You’ve heard a variety of reasons why November’s roads and transit ballot measure failed.
“The package cost too much.” “There were too many roads or there was too much transit.” And the apocalyptic prediction from the Sierra Club that Proposition 1 will lead to more global warming and the demise of more polar bears.
Instead, the answer is much simpler. Prop. 1 failed because it did not provide the one solution voters want most: traffic relief. The architects of Prop. 1 wanted to spend $47 billion in the name of transportation policy, but experts estimated congestion would double by 2030, with or without Prop 1.
Voters had an easy choice. They could either spend $47 billion and double congestion, or not spend $47 billion and double congestion. Quite logically, voters decided to save their money.
So where do we go from here?
Policy makers are sure to propose a new plan. Whether it’s another regional approach or a more segregated model where local agencies are left to themselves, our research indicates a winning transportation policy must be based on certain core principles. Among these are:
1) Spending for transportation should be tied to congestion relief. 2) Efficiency is also important, and the space between cost and benefits should be small. 3) Finally, as with a business, investments should follow market demand.
It may surprise you to learn that congestion relief is not a policy goal or an “investment guideline” in Washington state. There are no policy statements, benchmarks or required performance measures that link transportation projects to traffic relief for drivers.
In fact, the state Auditor’s Office found that spending on transportation projects is not based on congestion relief.

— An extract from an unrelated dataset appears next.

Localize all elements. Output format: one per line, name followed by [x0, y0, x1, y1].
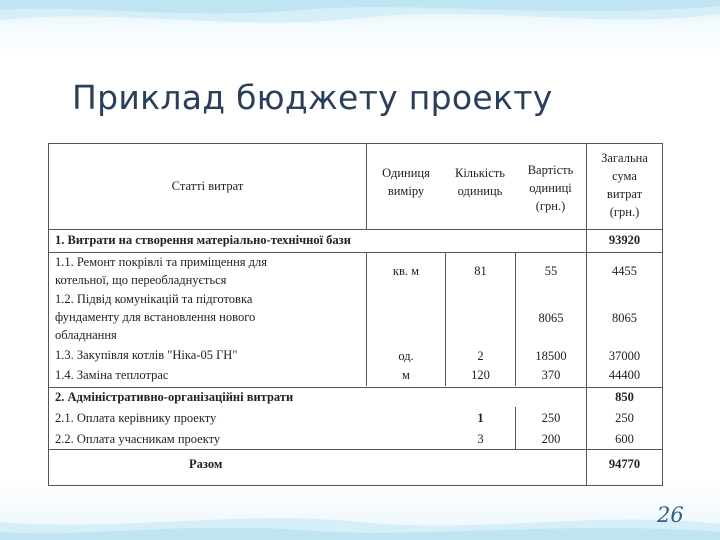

Instead, the money is spent on “other agendas.”
Prop. 1 failed because of its close relationship to these “other agendas.” Policy makers are scrambling for direction, but it should not be surprising that traffic congestion continues to worsen, because they spend money on things that have no effect on reducing it. Prop. 1 continued this pattern. Until policy makers present a plan that links spending with traffic relief, the public will continue to withhold support.
The state already plans to spend nearly $6 billion for transportation over the next two years. Asking to spend more, whether at the state level or from special districts, must be contingent on congestion relief.
Policy makers should also judge future investments on whether the resources are based on what people are choosing to use.
In economics, supply is a function of demand. This means a willingness to use a service must exist before a supply of that service is created. Boeing does not make 300 airplanes knowing it will only sell 100.
Likewise, governments should not spend a disproportionate amount of taxes in low-demand sectors, where the willingness to use the service does not justify the investment.
European transit systems are a good example of how these economic concepts apply.
In Switzerland, for example, light rail is successful, not because of the amount of service or infrastructure, but because the country has certain demographic and economic characteristics that induce demand.
In other words, there is an existing market with a customer base, and Swiss policy makers responded with proportional infrastructure investments. As a result, mode share, ridership and fare box recovery are high.
Here in Washington, transit resources are distributed in just the opposite way.
Under the “build it, and they will come” theory, many policy makers think that increasing the supply of transit will somehow create more public demand. This approach is failing because Washington cities do not possess the underlying demographic or economic characteristics that create enough voluntary consumers for light rail.
Despite years of spending increases, the share of commuters using public transit in Seattle actually fell to 6.8 percent in 2000 from 7.5 percent in 1980.
Using market principles shows that building excess transit capacity before there is a willingness to use it leads to an underperforming system. As a result, mode share, ridership and fare box recovery are low and the space between costs and benefits is high.
Mobility is a fundamental principle in transportation, and policies that infringe on this freedom threaten people’s ability to live and work where they choose. Policy makers should keep these values in mind if they expect voters to support a transportation package in the future.
Michael Ennis is director of the Center for Transportation at Washington Policy Center, a non-partisan public policy research organization in Seattle and Olympia (washingtonpolicy.org).